Naar inhoud springen

John Van Denburgh

Uit Wikipedia, de vrije encyclopedie
John Van Denburgh
John Van Denburgh
Algemene informatie
Volledige naam John Van Den Burgh
Geboren 23 augustus 1872
San Francisco, Californië
Overleden 24 oktober 1924
Honolulu, Territory of Hawaii, U.S.
Nationaliteit(en) Vlag van Verenigde Staten Verenigde Staten
Beroep(en) Zoöloog, medicus
Bekend van onderzoek aan gilamonster en aan reuzenschilpadden
Portaal  Portaalicoon   Biologie
Herpetologie

John Van Denburgh (San Francisco, Californië in de Verenigde Staten, 23 augustus 1872Honolulu, Hawaï, 24 oktober 1924) was een Amerikaanse dierkundige en medicus. Hij werd vooral bekend om zijn onderzoek aan het gif van het gilamonster en aan de reuzenschildpadden van de Galapagoseilanden. Hij was conservator herpetologie (reptielen en amfibieën) aan de California Academy of Sciences en daarnaast praktiserend arts.

Van Denburgh was de zoon van Daniël van den Burgh, afkomstig uit Nederland. Zijn vader werd een succesvol tandarts in San Francisco. Zijn moeder was de dochter van de Amerikaanse politicus en diplomaat Joel Turrill die van 1845 tot 1850 consul was in Honolulu (koninkrijk Hawaï).[1]

Als tiener had hij grote belangstelling voor het bestuderen van vogels en het verzamelen van eieren. Op 16-jarige leeftijd schreef hij zijn eerste wetenschappelijke artikel over de eieren van een soort kwartel.[1]

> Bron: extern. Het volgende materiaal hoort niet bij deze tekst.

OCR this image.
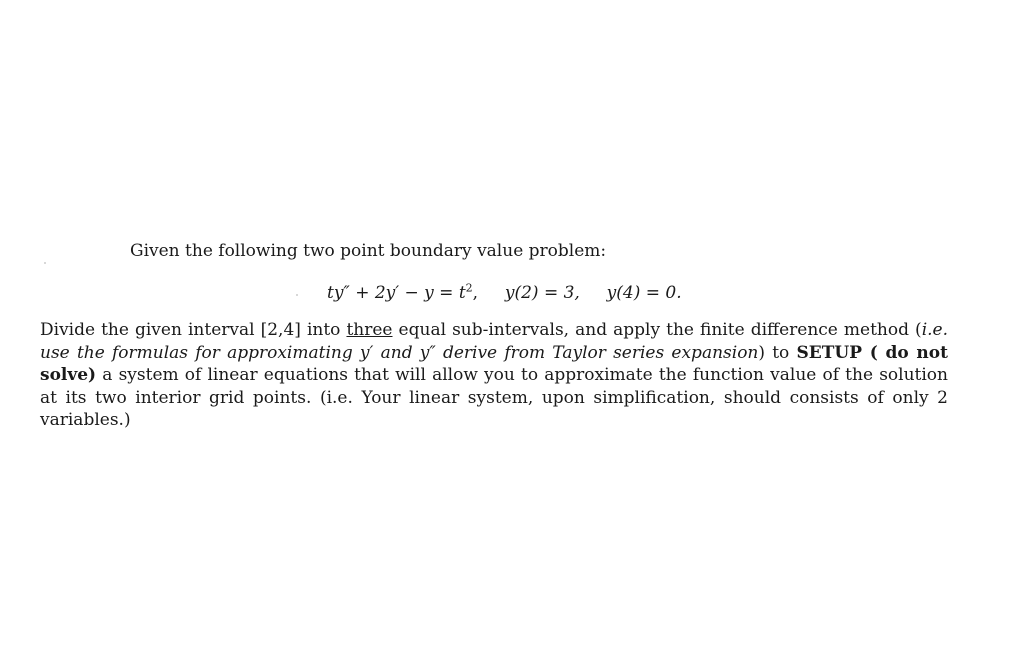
Given the following two point boundary value problem:
$ty'' + 2y' - y = t^2$, y(2) = 3, y(4) = 0.
Divide the given interval [2,4] into three equal sub-intervals, and apply the finite difference method (i.e. use the formulas for approximating y′ and y″ derive from Taylor series expansion) to SETUP ( do not solve) a system of linear equations that will allow you to approximate the function value of the solution at its two interior grid points. (i.e. Your linear system, upon simplification, should consists of only 2 variables.)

Na een verblijf in 1890 aan de University of the Pacific, studeerde hij vanaf 1891 verder aan de Stanford-universiteit en specialiseerde zich in de dierkunde. In 1995 werd hij benoemd tot conservator van de afdeling herpetologie van de California Academy of Sciences. Deze functie behield hij tot aan zijn (vroegtijdige) dood. In 1897 behaalde hij zijn doctoraat (PhD) aan Stanford. In de periode 1896-1897 verrichtte hij onderzoek naar het effect van het gif exenatide van het gilamonster.[1]

Als conservator bouwde hij de collectie op en organiseerde de afdeling herpetologie. Daarnaast studeerde hij geneeskunde en behaalde in 1902 zijn doctoraal als medicus aan de Johns Hopkins-universiteit en werkte als arts in San Francisco, naast zijn baan als conservator. Na de aardbeving San Francisco 1906 brandde het gebouw van de California Academy of Sciences volledig af en ging de hele collectie verloren. Mede dankzij de inspanningen van John Van Denburgh werd de collectie weer opgebouwd en later zelfs uitgebreid. In 1924 waren er 56.000 specimens, een collectie die (toen) waarschijnlijk groter was dan enig andere verzameling in Noord-Amerika.[1]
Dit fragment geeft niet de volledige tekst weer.